Leggende
sull' origini della Massoneria
Daniele
Failli
Io posseggo
un bene più stabile delle vostre ricchezze: l'arte è il mio bene e la mia maggior
ricchezza; nessun ladro me la può rubare; non me la possono togliere né l'acqua né il
fuoco, né i malandrini. Nessuno può spogliarmi dell'arte, a meno che non mi privi della
vita, perché essa è nascosta in me come una cosa inafferrabile che se ne va con me
(Paracelso).
La nostra
regola è l'iniziazione progressiva, i nostri principi fondamentali sono l'uguaglianza
regolata dalla gerarchia e la fratellanza universale. Siamo i continuatori della scuola
d'Alessandria, ereditiera di tutte le antiche tradizioni. Siamo i depositari dei segreti
dei capolavori dell'occultismo dell'Apocalisse e del Zohar. La rivelazione di Giovanni o
Apocalisse, contiene tutti i segreti cabalistici del dogma di Gesù il Cristo. Le
rivelazioni dell'alta Qabbalah sono contenute e nascoste nel misterioso e oscuro libro
dello Zohar.

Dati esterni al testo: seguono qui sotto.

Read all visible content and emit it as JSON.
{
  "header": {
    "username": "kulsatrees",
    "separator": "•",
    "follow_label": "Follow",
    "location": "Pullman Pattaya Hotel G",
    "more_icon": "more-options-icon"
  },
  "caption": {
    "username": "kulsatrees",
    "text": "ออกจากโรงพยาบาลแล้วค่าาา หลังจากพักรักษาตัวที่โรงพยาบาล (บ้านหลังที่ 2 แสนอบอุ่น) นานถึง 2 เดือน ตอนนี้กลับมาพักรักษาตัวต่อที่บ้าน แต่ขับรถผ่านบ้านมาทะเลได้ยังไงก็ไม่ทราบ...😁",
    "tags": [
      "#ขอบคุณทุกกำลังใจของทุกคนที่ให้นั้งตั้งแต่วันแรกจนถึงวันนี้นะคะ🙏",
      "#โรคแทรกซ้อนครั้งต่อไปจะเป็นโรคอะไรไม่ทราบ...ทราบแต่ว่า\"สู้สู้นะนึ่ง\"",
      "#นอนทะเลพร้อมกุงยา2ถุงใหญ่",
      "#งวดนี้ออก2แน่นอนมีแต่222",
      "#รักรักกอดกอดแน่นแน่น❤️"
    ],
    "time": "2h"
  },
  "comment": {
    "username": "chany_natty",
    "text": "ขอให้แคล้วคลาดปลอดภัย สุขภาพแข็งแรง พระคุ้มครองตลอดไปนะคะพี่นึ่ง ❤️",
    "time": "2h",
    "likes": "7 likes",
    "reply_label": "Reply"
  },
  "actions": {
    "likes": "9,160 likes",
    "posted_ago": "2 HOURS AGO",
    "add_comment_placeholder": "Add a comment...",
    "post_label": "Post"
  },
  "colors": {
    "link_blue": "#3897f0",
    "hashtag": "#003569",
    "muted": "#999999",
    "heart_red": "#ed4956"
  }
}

La Massoneria è per questo una grande associazione cabalistica. Il nostro
"dogma" è quello di Zarathustra o Zoroastro e di Hermes Trismegisto (tre volte
grande). Zarathustra era considerato dai greci come il più grande saggio straniero,
ispiratore di Pitagora e maestro delle scienze occulte. E' descritto da Anderson nel suo
libro "Le Costituzioni dei Massoni, comprendenti la storia, i doveri, le regole di
questa antica e venerabile confraternita. Compimento ad uso delle Logge" nella
prima parte di storia mitica e fantasiosa della Massoneria , come Grande Maestro dei maghi
del quale, secondo la leggenda, i discepoli avrebbero conservato e tramandato vecchie
usanze di antichi Liberi Muratori. Sotto il nome di Ermete Trismegisto tra il I e il II
secolo dell'era volgare, presso i filosofi della scuola alessandrina si svilupparono
diverse dottrine filosofiche e religiose. Esse trattavano dell'alchimia, dell'astrologia,
e della magia delle virtù segrete delle piante e delle pietre. Sotto il nome di Ermete si
sviluppò anche una filosofia religiosa della natura. Filosofia soprattutto platonica e
stoica con influssi ebraici. Secondo alcuni studiosi, l'ermetismo, ha avuto un ruolo
preminente nella trasformazione della Massoneria da operativa in speculativa. Nei tre
gradi sono presenti evidenti elementi ermetico-rosacruciani. Una formula emetica si trova
nel lato Nord del Gabinetto di Riflessione: l'iscrizione VITRIOL (Visita Interiora
Terrae Rectificando Invenies Occultum Lapidem Veram Medicinam; Visita le profondità
delle Terra e attraverso la purificazione troverai la Pietra segreta, vera medicina) .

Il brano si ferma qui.